The Hutchinsons called the University of Iowa, and there, at 22 weeks and one day, Alexis was delivered, weighing 1.1 pound. Alexis was treated and stayed in neonatal intensive care for almost five months. Now, Ms. Hutchinson, a pharmacy technician, said, aside from being more vulnerable to respiratory viruses, Alexis is a healthy 5-year-old.
Some of the study’s results suggest that among 22-week-olds who are treated, experiences like the Hutchinsons’ would be exceedingly rare because Ms. Hutchinson delivered so close to 22 weeks and did not have time for corticosteroids beforehand.
Danielle Pickering, 32, and her husband Clayton, a Baptist minister in Newton, Iowa, chose treatment when she was hospitalized in July 2012 at 22 weeks. “We figured he was our baby, and he was what the Lord had given us, and we would just do everything we could,” said Ms. Pickering. She received corticosteroids and delivered Micah four days later.

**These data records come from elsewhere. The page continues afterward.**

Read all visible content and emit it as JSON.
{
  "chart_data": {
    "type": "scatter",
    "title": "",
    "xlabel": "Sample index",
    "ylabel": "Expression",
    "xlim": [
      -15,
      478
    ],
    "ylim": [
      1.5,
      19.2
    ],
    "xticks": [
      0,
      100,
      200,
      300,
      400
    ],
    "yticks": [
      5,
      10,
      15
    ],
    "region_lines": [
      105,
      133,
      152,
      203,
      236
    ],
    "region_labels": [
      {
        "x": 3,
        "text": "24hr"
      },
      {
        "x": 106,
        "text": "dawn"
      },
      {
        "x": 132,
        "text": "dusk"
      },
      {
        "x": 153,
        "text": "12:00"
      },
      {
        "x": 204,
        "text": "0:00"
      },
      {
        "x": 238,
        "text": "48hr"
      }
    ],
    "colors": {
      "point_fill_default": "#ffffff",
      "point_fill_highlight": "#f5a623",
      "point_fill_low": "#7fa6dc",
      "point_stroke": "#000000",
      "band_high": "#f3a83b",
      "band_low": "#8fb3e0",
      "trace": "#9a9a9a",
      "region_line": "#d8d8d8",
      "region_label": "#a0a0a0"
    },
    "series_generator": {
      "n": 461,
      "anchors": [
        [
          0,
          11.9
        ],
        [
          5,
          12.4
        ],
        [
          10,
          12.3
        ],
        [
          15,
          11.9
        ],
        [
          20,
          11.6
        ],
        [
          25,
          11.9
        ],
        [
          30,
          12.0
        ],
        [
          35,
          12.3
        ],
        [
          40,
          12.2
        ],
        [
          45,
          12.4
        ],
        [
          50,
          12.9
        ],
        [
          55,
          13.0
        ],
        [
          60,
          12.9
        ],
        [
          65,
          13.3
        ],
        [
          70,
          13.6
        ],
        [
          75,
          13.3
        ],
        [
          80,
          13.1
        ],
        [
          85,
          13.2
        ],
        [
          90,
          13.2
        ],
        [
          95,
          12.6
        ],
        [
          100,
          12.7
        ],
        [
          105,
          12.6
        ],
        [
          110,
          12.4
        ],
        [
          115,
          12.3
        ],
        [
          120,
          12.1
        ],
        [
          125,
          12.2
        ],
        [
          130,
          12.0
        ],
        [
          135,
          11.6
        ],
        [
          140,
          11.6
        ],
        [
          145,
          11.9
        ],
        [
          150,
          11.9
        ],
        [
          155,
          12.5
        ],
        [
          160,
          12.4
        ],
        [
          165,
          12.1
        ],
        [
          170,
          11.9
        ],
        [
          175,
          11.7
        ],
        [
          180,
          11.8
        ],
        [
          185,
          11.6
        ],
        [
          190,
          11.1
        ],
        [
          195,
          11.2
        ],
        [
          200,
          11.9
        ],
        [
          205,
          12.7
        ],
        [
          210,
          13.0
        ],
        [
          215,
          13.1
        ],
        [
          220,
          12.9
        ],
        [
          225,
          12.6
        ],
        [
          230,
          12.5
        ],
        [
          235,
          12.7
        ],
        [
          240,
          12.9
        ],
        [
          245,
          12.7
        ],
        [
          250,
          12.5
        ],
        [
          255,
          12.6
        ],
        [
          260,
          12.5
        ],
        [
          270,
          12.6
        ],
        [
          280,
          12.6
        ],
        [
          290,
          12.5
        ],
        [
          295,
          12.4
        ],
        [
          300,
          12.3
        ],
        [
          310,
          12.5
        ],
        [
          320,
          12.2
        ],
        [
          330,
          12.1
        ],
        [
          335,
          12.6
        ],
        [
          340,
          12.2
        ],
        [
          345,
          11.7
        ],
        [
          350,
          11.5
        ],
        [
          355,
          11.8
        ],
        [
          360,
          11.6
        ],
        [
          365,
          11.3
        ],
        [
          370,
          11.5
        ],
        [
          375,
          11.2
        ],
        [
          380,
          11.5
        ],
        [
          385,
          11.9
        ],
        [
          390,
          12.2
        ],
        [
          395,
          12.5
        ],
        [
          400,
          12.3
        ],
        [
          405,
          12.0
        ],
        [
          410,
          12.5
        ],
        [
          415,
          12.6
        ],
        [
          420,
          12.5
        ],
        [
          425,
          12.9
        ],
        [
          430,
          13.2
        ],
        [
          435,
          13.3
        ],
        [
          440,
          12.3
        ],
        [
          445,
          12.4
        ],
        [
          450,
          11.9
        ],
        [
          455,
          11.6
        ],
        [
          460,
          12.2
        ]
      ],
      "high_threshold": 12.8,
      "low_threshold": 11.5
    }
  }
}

He spent more than four months in intensive care, had heart surgery, and was “one of the sickest babies” there.
Fortunately, now, “he is a spunky almost 3-year-old,” who has chronic lung disease and a slight speech delay, said Ms. Pickering, who is now 33 weeks into a healthy second pregnancy. After Micah, she said, “I feel like this baby that I’m about to have — this will be a piece of cake.”
Correction: May 6, 2015 
An earlier version of a picture caption misstated the surname of a girl who was born prematurely. She is Alexis Hutchinson, not Richardson.